Celte et taoïste. Le poète Paul Quéré (1931–1993) l’était incon­testable­ment, un peu à la manière de son ami-écrivain Ken­neth White. Une façon pour lui de ren­dre compte de cette con­fronta­tion entre, d’une part, la puis­sante nature de l’Extrême-Occident  et, d’autre part, la démarche pro­pre au taoïsme d’acquiescement à ce qui vient, dou­blé d’une forme de recherche spir­ituelle au con­tact d’une nature omniprésente.

     Pour Paul Quéré, la baie d’Audierne fut le lieu de cette explo­ration, « lieu uni­versel, à la fois réel et imag­i­naire où il put enfin ancr­er ses inter­ro­ga­tions », affirme Marie-Josée Christien dans la pré­face de l’anthologie qui lui est con­sacrée. « Je suis un scep­tique mys­tique à défaut du nihiliste gai que j’aime en Ken­neth White, mon frère de lait, affir­mait Paul Quéré.

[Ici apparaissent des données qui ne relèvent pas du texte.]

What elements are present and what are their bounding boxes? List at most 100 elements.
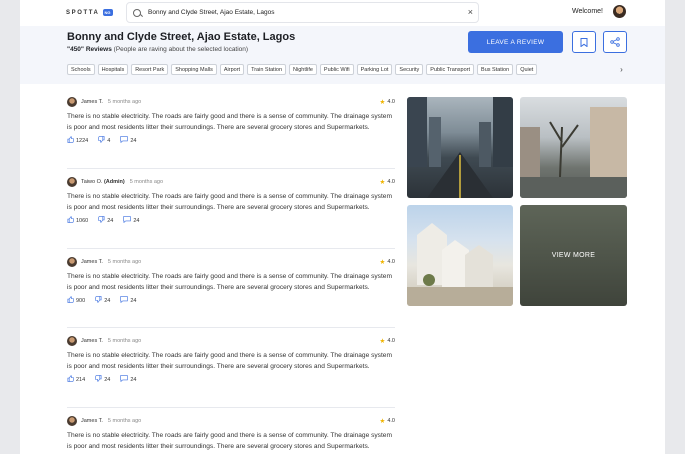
star-icon: ★: [379, 259, 386, 266]
close-icon[interactable]: ×: [468, 7, 473, 17]
tag-chip[interactable]: Schools: [67, 64, 95, 75]
tag-chip[interactable]: Quiet: [516, 64, 538, 75]
thumbs-down-icon: [98, 216, 105, 225]
review-card: James T. 5 months ago ★ 4.0 There is no sta…: [67, 257, 395, 305]
leave-review-button[interactable]: LEAVE A REVIEW: [468, 31, 563, 53]
review-divider: [67, 168, 395, 169]
reviews-caption: (People are raving about the selected lo…: [113, 46, 249, 53]
tag-chip[interactable]: Public Transport: [426, 64, 475, 75]
reviews-summary: "450" Reviews (People are raving about t…: [67, 46, 248, 53]
search-input[interactable]: [148, 9, 458, 16]
tag-chip[interactable]: Bus Station: [477, 64, 514, 75]
top-bar: SPOTTA NG × Welcome!: [20, 0, 665, 26]
reviewer-role: (Admin): [103, 179, 125, 185]
review-header: James T. 5 months ago ★ 4.0: [67, 416, 395, 426]
comment-button[interactable]: 24: [120, 136, 136, 145]
comment-icon: [123, 216, 132, 225]
gallery-photo[interactable]: [407, 97, 513, 198]
tag-chip[interactable]: Nightlife: [289, 64, 317, 75]
share-button[interactable]: [603, 31, 627, 53]
like-button[interactable]: 1060: [67, 216, 88, 225]
tag-chip[interactable]: Airport: [219, 64, 245, 75]
dislike-button[interactable]: 24: [95, 375, 110, 384]
view-more-tile[interactable]: VIEW MORE: [520, 205, 627, 306]
comment-button[interactable]: 24: [120, 375, 136, 384]
review-card: James T. 5 months ago ★ 4.0 There is no sta…: [67, 97, 395, 145]
star-icon: ★: [379, 418, 386, 425]
tag-chip[interactable]: Parking Lot: [356, 64, 393, 75]
thumbs-down-icon: [95, 375, 102, 384]
thumbs-up-icon: [67, 216, 75, 225]
thumbs-down-icon: [95, 296, 102, 305]
reviewer-avatar: [67, 97, 77, 107]
reviews-count: "450" Reviews: [67, 46, 112, 53]
star-icon: ★: [379, 99, 386, 106]
review-divider: [67, 248, 395, 249]
review-rating: ★ 4.0: [379, 338, 395, 345]
welcome-text: Welcome!: [572, 8, 603, 15]
comment-icon: [120, 136, 129, 145]
review-time: 5 months ago: [107, 338, 142, 344]
review-time: 5 months ago: [107, 99, 142, 105]
reviewer-name: James T.: [81, 338, 103, 344]
bookmark-icon: [580, 37, 588, 47]
reviewer-avatar: [67, 257, 77, 267]
star-icon: ★: [379, 179, 386, 186]
chevron-right-icon[interactable]: ›: [616, 64, 627, 75]
reviewer-name: James T.: [81, 99, 103, 105]
tag-chip[interactable]: Security: [395, 64, 424, 75]
reviewer-name: Taiwo O. (Admin): [81, 179, 125, 185]
app-frame: SPOTTA NG × Welcome! Bonny and Clyde Str…: [20, 0, 665, 454]
review-card: James T. 5 months ago ★ 4.0 There is no sta…: [67, 336, 395, 384]
review-header: Taiwo O. (Admin) 5 months ago ★ 4.0: [67, 177, 395, 187]
gallery-photo[interactable]: [520, 97, 627, 198]
review-rating: ★ 4.0: [379, 418, 395, 425]
review-card: James T. 5 months ago ★ 4.0 There is no sta…: [67, 416, 395, 452]
review-card: Taiwo O. (Admin) 5 months ago ★ 4.0 There is…: [67, 177, 395, 225]
tag-chip[interactable]: Shopping Malls: [171, 64, 217, 75]
review-actions: 900 24 24: [67, 296, 395, 305]
review-rating: ★ 4.0: [379, 259, 395, 266]
view-more-label: VIEW MORE: [551, 252, 596, 259]
like-button[interactable]: 1224: [67, 136, 88, 145]
comment-button[interactable]: 24: [123, 216, 140, 225]
review-header: James T. 5 months ago ★ 4.0: [67, 336, 395, 346]
dislike-button[interactable]: 24: [95, 296, 110, 305]
gallery-photo[interactable]: [407, 205, 513, 306]
tag-chip[interactable]: Hospitals: [97, 64, 129, 75]
logo[interactable]: SPOTTA NG: [66, 9, 113, 16]
review-divider: [67, 407, 395, 408]
tag-chip[interactable]: Resort Park: [131, 64, 169, 75]
avatar[interactable]: [613, 5, 626, 18]
reviewer-avatar: [67, 416, 77, 426]
review-header: James T. 5 months ago ★ 4.0: [67, 97, 395, 107]
page-title: Bonny and Clyde Street, Ajao Estate, Lag…: [67, 31, 296, 43]
review-actions: 214 24 24: [67, 375, 395, 384]
logo-badge: NG: [102, 9, 113, 16]
bookmark-button[interactable]: [572, 31, 596, 53]
search-icon: [133, 8, 141, 17]
street-photo: [407, 97, 513, 198]
comment-button[interactable]: 24: [120, 296, 136, 305]
tag-chip[interactable]: Train Station: [247, 64, 287, 75]
tag-chip[interactable]: Public Wifi: [319, 64, 354, 75]
review-time: 5 months ago: [129, 179, 164, 185]
comment-icon: [120, 296, 129, 305]
comment-icon: [120, 375, 129, 384]
review-text: There is no stable electricity. The road…: [67, 432, 392, 450]
like-button[interactable]: 214: [67, 375, 85, 384]
review-header: James T. 5 months ago ★ 4.0: [67, 257, 395, 267]
reviewer-name: James T.: [81, 259, 103, 265]
review-time: 5 months ago: [107, 259, 142, 265]
review-rating: ★ 4.0: [379, 179, 395, 186]
village-photo: [407, 223, 513, 306]
review-text: There is no stable electricity. The road…: [67, 273, 392, 291]
thumbs-down-icon: [98, 136, 105, 145]
thumbs-up-icon: [67, 375, 75, 384]
logo-text: SPOTTA: [66, 9, 100, 16]
reviewer-avatar: [67, 177, 77, 187]
review-divider: [67, 327, 395, 328]
like-button[interactable]: 900: [67, 296, 85, 305]
dislike-button[interactable]: 24: [98, 216, 113, 225]
dislike-button[interactable]: 4: [98, 136, 110, 145]
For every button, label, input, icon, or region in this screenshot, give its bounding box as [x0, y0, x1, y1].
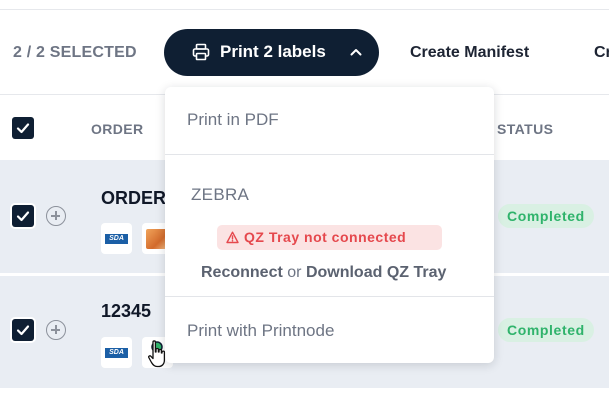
- checkmark-icon: [16, 211, 30, 222]
- orders-page: 2 / 2 SELECTED Print 2 labels Create Man…: [0, 0, 609, 413]
- checkmark-icon: [16, 325, 30, 336]
- reconnect-link[interactable]: Reconnect: [201, 264, 283, 281]
- select-all-checkbox[interactable]: [12, 117, 34, 139]
- checkmark-icon: [16, 123, 30, 134]
- status-badge: Completed: [498, 318, 594, 342]
- printer-icon: [192, 43, 210, 61]
- expand-row-icon[interactable]: [46, 320, 66, 340]
- menu-divider: [165, 296, 494, 297]
- qz-tray-actions: Reconnect or Download QZ Tray: [201, 264, 446, 282]
- column-header-order[interactable]: ORDER: [91, 121, 144, 137]
- carrier-logo-text: SDA: [105, 348, 128, 358]
- or-text: or: [287, 264, 302, 281]
- order-number[interactable]: 12345: [101, 301, 151, 322]
- download-qz-tray-link[interactable]: Download QZ Tray: [306, 264, 446, 281]
- order-number[interactable]: ORDER: [101, 188, 166, 209]
- create-manifest-button[interactable]: Create Manifest: [410, 44, 529, 62]
- expand-row-icon[interactable]: [46, 206, 66, 226]
- print-pdf-option[interactable]: Print in PDF: [187, 110, 279, 130]
- carrier-logo-text: SDA: [105, 234, 128, 244]
- carrier-logo: SDA: [101, 337, 132, 368]
- qz-tray-warning-text: QZ Tray not connected: [244, 229, 407, 245]
- print-options-dropdown: Print in PDF ZEBRA QZ Tray not connected…: [165, 87, 494, 363]
- zebra-printer-label: ZEBRA: [191, 185, 250, 204]
- bulk-action-toolbar: 2 / 2 SELECTED Print 2 labels Create Man…: [0, 10, 609, 95]
- hand-pointer-cursor-icon: [148, 340, 166, 368]
- qz-tray-warning: QZ Tray not connected: [217, 225, 442, 250]
- warning-triangle-icon: [226, 231, 239, 244]
- status-badge: Completed: [498, 204, 594, 228]
- print-labels-label: Print 2 labels: [220, 42, 326, 61]
- column-header-status[interactable]: STATUS: [497, 121, 553, 137]
- row-checkbox[interactable]: [12, 205, 34, 227]
- page-bottom: [0, 388, 609, 413]
- top-strip: [0, 0, 609, 10]
- selection-count: 2 / 2 SELECTED: [13, 44, 137, 61]
- print-printnode-option[interactable]: Print with Printnode: [187, 321, 334, 341]
- menu-divider: [165, 154, 494, 155]
- carrier-logo: SDA: [101, 223, 132, 254]
- truncated-toolbar-button[interactable]: Cr: [594, 44, 609, 62]
- print-labels-button[interactable]: Print 2 labels: [164, 29, 379, 76]
- row-checkbox[interactable]: [12, 319, 34, 341]
- chevron-up-icon: [350, 49, 362, 56]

     Voici donc réu­nis, grâce aux efforts d’amis poètes, les textes majeurs de l’auteur bigouden, poète et poti­er, pour tout dire « poèti­er », comme il le dis­ait lui-même, au lieu-dit Bodérès en Plonéour-Lan­vern où il tra­vail­lait en com­pag­nie de sa femme Ariane.

     On trou­ve de tout dans ses poèmes celtaoïstes. Les textes les plus obscurs côtoient les énon­cés les plus limpi­des. Ici l’auteur peut écrire, ren­dant son lecteur un peu per­plexe, que « l’érosion alchimique/des stat­ues fabulées/mutile l’incroyance ». Là, il nous dit avec une sim­plic­ité de bon aloi que « les fontaines noyées dans la folie des herbes/ont à jamais per­du la parole/des pierres ».

    Paul Quéré pou­vait aus­si bien flirter avec les canons du sur­réal­isme (façon Yves Elléou­et ou Yves Tan­guy) qu’entonner, à la manière de Xavier Grall, le chant d’une Bre­tagne « réin­ven­tée ». Certes son Breizh atao se mue volon­tiers un Breizh ha tao. Mais un pro­fond amour de son pays – et plus par­ti­c­ulière­ment de ce coin de Bre­tagne où il vit —  tran­spire, quoi qu’il en soit, dans la majeure par­tie de ses textes. « Bre­tagne des broussailles/Bretagne aban­don­née ». Et il n’hésite pas à s’enflammer quand il évoque « le Bre­ton, voyageur mythique, clochard tran­scen­dan­tal kerouaco-whitien ».

      Amour d’un pays. Mais aus­si amour de la femme. Du corps de la femme. Les deux pas­sions se con­juguent sou­vent. Pour le dire, Paul Quéré n’est jamais avare des mots du sexe. Ain­si le voit-on évo­quer  la « pilosité pubi­enne de la cam­pagne », « le sable du cli­toris » ou « l’encre sémi­nale » sans par­ler des orgasmes qui ponctuent cer­tains de ses textes.

         Son œuvre de poète et de pein­tre reste encore large­ment mécon­nue. Paul Quéré était un artisan/artiste. Il s’autoéditait et avait lancé des revues poé­tiques « bricolées » à la poè­terie (Ecriter­res, Le nou­v­el Ecriter­res…) dans lesquelles il réu­nis­sait des textes d’auteurs qu’il aimait. Au-delà d’être un poète, Paul Quéré eut le don de don­ner la parole aux autres. Une démarche qui lui vaut ajourd’hui cet hommage.